Erlichman reassures him by saying the magic words: "This is a private enterprise one. Edgar Kaiser is running his Permanente deal for profit. All incentives are toward less medical care, because the less care they give them the more money they make."

Nixon's reaction? "Well that appeals to me."

Thus were sown the seeds of the modern HMO. The day after that conversation took place, on February 18, 1971, Nixon proposed a new national health strategy based on managed care from private companies.

It worked toward obliterating social medical programs — because "socialised medicine" had long been dirty words, the product of anti-Soviet paranoia — and masked greed under the guise of providing people with the best care money could buy, which was great as long as a patient had money to afford the best care.

Nataline's family had health insurance, and maybe that's the most appalling aspect of her story. She never should have died because she was one of the "lucky ones": the services were in place to save her life.

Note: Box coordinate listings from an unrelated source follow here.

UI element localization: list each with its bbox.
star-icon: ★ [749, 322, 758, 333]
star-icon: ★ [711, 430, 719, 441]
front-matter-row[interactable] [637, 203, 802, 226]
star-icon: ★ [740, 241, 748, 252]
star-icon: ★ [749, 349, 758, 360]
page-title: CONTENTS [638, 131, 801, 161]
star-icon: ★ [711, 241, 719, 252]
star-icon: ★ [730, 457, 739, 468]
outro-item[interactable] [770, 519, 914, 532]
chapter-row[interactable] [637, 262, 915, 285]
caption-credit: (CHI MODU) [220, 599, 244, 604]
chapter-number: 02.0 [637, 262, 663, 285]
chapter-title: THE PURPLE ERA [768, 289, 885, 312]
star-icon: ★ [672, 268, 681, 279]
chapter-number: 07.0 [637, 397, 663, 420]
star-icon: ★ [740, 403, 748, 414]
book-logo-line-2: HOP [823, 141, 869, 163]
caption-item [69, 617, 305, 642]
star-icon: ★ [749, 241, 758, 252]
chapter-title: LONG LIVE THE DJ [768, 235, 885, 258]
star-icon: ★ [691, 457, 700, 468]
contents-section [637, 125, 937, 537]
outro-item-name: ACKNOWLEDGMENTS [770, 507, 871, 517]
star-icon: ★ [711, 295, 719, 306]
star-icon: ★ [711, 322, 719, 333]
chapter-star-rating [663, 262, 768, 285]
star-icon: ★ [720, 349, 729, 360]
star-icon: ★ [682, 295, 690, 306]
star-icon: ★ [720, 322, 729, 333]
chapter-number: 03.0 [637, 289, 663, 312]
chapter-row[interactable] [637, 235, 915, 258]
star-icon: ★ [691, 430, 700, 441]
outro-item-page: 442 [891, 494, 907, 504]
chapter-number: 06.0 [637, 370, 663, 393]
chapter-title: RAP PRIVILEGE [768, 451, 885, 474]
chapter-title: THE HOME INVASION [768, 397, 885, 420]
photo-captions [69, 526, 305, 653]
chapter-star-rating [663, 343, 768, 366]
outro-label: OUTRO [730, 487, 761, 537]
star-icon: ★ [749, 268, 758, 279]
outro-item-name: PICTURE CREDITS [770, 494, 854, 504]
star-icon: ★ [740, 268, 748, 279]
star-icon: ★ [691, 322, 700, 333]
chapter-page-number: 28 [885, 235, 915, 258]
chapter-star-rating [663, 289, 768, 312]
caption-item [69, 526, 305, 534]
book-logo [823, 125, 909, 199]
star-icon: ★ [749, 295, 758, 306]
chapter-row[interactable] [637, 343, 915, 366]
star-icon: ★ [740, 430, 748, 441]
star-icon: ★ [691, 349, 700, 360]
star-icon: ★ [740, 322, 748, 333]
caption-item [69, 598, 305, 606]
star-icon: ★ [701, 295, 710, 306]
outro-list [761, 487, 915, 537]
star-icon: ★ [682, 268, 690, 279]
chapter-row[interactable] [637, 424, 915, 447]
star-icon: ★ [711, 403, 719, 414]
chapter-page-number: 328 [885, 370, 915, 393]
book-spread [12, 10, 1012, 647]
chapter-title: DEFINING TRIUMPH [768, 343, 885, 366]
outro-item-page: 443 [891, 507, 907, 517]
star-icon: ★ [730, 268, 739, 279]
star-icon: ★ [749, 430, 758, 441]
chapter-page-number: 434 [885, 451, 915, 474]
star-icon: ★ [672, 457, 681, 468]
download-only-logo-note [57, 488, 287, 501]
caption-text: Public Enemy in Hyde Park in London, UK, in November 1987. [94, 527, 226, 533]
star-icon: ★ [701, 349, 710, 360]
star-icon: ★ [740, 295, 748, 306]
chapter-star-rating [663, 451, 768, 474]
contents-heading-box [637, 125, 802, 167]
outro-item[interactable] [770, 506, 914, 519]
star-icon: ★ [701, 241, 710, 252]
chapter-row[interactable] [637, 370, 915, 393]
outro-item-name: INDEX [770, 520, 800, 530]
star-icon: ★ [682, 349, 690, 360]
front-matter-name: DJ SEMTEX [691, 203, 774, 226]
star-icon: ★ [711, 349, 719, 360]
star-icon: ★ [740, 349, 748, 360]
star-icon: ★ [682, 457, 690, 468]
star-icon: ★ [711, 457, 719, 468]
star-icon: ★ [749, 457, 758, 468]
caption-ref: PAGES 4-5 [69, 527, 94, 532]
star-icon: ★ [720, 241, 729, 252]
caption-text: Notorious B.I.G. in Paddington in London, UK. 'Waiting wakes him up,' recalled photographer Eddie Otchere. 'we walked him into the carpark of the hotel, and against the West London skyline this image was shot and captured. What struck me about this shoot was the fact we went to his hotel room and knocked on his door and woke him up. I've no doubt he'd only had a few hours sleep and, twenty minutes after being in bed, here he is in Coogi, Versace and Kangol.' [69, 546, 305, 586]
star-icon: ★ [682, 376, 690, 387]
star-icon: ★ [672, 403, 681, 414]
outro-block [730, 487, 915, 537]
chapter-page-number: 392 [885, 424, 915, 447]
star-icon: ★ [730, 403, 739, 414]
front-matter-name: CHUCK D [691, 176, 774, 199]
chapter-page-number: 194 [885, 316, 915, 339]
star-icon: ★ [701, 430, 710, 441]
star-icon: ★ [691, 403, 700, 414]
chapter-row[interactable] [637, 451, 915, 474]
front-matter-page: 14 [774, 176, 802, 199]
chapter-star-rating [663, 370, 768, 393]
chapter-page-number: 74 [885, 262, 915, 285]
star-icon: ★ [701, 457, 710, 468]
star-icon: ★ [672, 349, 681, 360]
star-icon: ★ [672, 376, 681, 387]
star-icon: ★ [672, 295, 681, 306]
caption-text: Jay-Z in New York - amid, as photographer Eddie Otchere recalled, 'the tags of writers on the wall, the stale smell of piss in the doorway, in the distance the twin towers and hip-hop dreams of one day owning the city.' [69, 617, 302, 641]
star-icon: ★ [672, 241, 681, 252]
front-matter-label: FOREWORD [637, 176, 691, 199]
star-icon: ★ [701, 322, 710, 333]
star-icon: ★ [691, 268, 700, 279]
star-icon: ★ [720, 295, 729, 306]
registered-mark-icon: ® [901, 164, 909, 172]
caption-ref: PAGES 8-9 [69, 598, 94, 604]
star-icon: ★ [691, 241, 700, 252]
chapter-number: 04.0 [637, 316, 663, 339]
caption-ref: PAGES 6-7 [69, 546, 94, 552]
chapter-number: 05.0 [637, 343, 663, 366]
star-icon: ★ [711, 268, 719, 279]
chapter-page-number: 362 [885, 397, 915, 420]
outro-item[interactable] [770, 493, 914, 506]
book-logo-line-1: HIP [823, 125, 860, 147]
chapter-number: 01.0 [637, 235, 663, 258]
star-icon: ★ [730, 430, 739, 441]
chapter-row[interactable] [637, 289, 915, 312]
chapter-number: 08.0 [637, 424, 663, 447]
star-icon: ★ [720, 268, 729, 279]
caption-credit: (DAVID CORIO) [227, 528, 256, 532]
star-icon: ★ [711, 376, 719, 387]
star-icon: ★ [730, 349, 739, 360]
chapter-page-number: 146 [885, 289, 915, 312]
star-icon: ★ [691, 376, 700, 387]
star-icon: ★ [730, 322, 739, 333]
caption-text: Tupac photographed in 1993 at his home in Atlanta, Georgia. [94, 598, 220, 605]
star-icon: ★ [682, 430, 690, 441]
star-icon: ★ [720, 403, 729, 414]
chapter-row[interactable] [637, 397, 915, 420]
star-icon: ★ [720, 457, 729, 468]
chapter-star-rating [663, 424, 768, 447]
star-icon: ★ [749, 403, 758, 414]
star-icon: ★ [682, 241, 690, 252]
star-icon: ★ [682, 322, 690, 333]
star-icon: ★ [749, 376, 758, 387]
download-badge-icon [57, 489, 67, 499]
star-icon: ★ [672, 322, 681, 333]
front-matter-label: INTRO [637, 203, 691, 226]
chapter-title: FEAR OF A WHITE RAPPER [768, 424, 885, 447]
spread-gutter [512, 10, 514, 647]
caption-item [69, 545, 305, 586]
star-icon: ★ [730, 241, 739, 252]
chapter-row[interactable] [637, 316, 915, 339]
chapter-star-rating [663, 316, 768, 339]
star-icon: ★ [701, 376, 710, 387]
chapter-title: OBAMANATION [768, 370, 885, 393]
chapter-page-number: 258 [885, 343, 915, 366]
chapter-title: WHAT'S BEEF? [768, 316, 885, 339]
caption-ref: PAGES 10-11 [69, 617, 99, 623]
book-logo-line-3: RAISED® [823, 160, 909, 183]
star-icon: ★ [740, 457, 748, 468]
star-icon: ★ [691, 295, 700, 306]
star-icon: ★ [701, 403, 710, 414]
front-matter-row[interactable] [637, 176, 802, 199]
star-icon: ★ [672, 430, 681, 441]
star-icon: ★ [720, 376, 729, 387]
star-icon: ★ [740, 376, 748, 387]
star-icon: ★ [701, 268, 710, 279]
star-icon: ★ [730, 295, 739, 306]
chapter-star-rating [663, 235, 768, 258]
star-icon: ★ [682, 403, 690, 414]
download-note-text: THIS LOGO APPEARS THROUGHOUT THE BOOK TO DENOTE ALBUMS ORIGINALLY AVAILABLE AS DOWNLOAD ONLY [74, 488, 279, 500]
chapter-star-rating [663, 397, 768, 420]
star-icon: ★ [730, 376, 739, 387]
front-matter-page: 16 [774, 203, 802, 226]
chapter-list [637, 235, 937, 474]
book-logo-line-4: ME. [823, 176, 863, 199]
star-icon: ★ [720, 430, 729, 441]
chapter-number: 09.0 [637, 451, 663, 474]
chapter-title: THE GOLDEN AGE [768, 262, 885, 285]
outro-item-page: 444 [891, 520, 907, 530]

Her parents fully expected that when their child got sick, there would be no questions, no arguments, no delays — there would just be the care she needed. They lived in the most powerful, wealthy and technologically advanced country in the world after all, and they both had good jobs and did their part to contribute to society.

Now they're left demanding answers — wanting to know why, in this wealthy nation, there was even a question as to whether it was fiscally prudent to save the life of their daughter.

The mammoth company for which I work made sure I had the best possible medical care when I needed it — they paid for it. I never feared coming up with the money to see a doctor, which meant that I discovered the tumor in my head before it grew to the size of a golf-ball. That meant that it could still be removed through a procedure done by only three hospitals in the country.

It's because of all of this that I sit here today able to tell you about it. I'm not sure Miguel could say the same. And I doubt his wife and children believe that my life is worth more than his.